Kamal, a true scholar/athlete can be counted among the select few high school football players in the Baltimore area who will be moving on to play in college. He received a $65,000 academic scholarship to attend Lycoming College in Williamsport, Pennsylvania, a school which in 2013 was ranked by Forbes magazine in the top 12 percent among private colleges and universities for financial strength and operational soundness.
“I’m very excited about it,” Kamal said. “It’s nice to play up there and I know that my family is excited too.”
Kamal says his initial choice to attend the historically black North Carolina A&T didn’t pan out, but it also didn’t dampen his enthusiasm for Lycoming. He says he is following in his older brother Khari’s footsteps.
Khari, 22, recently graduated from the University of Maine and he also excels in football.

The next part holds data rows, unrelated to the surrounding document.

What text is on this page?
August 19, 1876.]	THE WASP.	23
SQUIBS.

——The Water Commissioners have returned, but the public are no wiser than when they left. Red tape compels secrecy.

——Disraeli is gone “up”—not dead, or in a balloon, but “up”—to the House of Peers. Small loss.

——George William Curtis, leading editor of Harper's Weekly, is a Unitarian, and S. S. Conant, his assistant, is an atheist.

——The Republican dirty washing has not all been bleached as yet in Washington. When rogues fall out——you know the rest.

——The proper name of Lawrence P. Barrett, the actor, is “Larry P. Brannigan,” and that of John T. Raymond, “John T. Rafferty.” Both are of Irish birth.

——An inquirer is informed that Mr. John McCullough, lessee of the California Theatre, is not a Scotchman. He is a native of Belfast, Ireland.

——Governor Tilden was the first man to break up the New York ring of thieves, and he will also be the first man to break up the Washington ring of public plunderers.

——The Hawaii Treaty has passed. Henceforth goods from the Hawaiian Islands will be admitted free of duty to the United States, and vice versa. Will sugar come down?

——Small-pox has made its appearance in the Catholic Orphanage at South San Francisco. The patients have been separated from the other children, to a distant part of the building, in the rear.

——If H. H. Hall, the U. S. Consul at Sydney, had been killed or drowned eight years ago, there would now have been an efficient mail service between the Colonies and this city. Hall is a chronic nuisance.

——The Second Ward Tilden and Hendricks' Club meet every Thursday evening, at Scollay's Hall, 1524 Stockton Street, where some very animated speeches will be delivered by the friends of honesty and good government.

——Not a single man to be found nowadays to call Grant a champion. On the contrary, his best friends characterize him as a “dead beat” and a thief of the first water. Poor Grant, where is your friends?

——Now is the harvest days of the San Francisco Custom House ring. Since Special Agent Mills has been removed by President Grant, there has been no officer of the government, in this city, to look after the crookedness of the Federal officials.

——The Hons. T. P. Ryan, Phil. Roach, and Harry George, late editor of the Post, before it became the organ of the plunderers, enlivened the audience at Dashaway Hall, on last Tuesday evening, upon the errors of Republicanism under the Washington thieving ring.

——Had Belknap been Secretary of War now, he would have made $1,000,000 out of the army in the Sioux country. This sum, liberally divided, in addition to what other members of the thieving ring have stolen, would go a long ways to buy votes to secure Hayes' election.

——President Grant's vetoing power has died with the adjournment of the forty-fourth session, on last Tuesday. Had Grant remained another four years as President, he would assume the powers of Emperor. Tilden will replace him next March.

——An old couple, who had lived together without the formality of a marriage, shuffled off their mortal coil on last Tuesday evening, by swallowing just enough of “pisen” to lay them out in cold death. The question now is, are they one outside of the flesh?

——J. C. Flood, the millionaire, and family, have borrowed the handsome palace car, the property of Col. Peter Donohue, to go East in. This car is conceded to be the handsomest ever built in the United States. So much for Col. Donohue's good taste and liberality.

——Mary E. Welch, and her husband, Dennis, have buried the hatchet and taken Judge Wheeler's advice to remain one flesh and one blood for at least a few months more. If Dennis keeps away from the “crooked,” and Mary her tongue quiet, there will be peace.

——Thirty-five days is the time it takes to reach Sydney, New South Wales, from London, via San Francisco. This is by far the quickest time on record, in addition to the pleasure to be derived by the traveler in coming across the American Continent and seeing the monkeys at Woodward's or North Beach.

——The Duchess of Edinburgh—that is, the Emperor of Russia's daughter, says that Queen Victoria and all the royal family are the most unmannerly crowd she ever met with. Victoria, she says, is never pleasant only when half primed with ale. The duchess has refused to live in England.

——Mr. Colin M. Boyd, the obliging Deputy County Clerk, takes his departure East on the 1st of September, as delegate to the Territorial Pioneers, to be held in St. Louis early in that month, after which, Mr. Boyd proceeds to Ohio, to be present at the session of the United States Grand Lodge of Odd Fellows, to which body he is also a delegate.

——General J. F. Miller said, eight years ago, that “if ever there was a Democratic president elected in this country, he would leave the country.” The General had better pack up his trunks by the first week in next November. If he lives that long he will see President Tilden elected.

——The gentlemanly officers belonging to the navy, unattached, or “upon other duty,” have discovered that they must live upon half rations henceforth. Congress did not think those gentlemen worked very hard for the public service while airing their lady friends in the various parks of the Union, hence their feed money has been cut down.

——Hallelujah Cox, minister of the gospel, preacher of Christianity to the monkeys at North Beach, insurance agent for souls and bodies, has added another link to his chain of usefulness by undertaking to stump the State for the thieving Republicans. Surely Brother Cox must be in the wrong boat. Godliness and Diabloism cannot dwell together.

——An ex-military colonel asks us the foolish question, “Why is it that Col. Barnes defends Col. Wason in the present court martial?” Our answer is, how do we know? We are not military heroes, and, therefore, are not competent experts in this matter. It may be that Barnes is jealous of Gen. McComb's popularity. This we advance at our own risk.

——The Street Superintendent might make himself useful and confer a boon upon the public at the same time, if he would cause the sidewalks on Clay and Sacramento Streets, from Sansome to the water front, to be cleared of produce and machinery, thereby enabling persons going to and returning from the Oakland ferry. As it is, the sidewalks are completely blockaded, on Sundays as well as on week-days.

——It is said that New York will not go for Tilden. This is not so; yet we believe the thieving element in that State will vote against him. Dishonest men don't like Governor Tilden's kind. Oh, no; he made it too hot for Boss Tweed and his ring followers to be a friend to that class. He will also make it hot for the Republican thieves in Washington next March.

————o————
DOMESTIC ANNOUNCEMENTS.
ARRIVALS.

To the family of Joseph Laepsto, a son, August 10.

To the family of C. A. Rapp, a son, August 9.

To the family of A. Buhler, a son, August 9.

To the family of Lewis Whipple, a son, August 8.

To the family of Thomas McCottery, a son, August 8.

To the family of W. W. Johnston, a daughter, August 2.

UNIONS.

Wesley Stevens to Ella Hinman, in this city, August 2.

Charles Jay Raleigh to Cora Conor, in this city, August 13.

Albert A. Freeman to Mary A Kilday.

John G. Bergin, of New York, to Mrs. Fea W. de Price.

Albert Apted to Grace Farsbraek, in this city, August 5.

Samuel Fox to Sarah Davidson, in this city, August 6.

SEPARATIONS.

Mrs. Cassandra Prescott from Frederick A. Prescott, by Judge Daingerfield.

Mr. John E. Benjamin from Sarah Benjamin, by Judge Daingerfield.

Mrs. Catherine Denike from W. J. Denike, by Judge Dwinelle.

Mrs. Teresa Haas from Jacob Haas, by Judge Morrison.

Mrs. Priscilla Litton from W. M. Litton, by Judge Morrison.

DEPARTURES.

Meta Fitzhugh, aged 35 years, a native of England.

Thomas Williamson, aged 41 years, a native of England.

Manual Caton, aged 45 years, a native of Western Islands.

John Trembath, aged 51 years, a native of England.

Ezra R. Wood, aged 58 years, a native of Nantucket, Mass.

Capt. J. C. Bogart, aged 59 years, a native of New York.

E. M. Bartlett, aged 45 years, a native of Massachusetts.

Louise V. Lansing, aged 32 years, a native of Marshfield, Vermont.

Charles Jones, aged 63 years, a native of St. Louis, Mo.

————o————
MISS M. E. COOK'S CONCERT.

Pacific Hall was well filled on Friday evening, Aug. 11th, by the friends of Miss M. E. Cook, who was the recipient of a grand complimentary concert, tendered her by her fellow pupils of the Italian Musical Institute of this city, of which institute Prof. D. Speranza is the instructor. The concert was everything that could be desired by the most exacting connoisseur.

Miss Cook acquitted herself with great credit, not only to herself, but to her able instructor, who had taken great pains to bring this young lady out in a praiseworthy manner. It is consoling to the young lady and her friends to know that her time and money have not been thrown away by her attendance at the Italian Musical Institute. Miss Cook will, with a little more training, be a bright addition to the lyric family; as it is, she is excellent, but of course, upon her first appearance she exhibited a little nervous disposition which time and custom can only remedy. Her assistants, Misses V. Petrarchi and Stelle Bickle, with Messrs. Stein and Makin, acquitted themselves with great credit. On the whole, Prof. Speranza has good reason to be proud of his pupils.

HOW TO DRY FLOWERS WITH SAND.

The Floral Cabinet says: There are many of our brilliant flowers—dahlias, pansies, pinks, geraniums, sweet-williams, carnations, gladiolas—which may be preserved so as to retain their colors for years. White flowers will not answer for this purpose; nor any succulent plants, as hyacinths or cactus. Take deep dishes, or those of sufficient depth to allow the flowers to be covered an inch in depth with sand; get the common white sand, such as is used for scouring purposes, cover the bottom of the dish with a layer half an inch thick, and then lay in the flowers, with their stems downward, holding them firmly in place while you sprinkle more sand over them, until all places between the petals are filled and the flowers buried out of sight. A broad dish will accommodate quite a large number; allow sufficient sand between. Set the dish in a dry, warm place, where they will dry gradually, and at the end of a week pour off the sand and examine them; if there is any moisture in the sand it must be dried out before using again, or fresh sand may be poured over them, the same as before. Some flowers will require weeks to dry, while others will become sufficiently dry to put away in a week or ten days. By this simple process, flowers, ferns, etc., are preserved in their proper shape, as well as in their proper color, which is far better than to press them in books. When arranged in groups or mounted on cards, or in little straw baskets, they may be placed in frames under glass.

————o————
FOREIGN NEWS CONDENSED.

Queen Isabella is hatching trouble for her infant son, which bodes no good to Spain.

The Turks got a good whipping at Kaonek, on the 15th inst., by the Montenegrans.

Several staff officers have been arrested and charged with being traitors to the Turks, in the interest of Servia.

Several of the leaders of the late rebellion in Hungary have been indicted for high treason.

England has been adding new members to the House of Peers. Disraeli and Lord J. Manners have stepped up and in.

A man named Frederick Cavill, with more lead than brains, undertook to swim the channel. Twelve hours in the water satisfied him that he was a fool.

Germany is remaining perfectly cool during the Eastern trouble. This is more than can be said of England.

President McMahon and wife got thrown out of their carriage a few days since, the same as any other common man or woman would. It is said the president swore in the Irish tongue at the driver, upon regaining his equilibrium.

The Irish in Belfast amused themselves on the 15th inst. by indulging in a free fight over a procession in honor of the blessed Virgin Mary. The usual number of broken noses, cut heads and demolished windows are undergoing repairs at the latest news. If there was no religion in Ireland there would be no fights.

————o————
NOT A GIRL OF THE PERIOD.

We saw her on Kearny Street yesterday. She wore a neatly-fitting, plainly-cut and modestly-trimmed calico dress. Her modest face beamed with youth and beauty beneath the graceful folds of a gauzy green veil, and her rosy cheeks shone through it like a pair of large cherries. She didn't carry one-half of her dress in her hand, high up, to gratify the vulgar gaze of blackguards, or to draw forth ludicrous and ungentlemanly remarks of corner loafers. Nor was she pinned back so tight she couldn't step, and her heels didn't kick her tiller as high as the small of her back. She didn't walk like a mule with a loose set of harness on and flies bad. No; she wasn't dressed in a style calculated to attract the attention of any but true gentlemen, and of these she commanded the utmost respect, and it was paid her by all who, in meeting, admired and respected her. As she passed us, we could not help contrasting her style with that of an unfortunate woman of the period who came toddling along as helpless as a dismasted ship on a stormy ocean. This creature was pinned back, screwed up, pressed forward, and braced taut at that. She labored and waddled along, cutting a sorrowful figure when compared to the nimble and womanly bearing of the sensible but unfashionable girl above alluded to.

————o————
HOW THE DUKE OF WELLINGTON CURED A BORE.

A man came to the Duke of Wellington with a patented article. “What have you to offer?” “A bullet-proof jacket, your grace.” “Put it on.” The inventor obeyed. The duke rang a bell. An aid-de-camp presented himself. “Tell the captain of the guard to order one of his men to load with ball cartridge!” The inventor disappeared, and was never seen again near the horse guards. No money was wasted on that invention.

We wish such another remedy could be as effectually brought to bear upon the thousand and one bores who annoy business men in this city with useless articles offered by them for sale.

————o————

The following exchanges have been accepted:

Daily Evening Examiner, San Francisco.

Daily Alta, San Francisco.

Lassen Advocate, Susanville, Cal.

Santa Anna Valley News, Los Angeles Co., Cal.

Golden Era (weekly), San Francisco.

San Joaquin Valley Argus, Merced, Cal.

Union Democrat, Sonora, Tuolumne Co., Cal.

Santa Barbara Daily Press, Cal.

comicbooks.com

“My biggest influence has been my brother and my mom,” Kamal said. “They’re both very spiritual and my brother and I stay active with football and we stay active with our school work.”
Academics are more important to him and his family than athletics. Studying and being good role models for other young African-Americans is a major part of the family’s narrative, according to Kamal. He said that both he and his brother were taught to be positive individuals.
“We have to stay positive because our mom is a positive person,” Kamal said.
While he won’t decide a major until a little later, Kamal says he is considering architectural engineering, business and mass communications as his primary courses of study.
When he looks back and reflects on the riots that damaged his beloved city, Kamal said others could be better served by taking the course of he and his brother.
“I didn’t believe what was happening,” he said, adding that the silver lining was that the actions of demonstrators appears to have led to the charges of the six police officers involved in Gray’s death.
“I thought the riots would stand out in people’s mind more than the silent protestors,” Kamal said. “But, I guess the silent protesting worked.”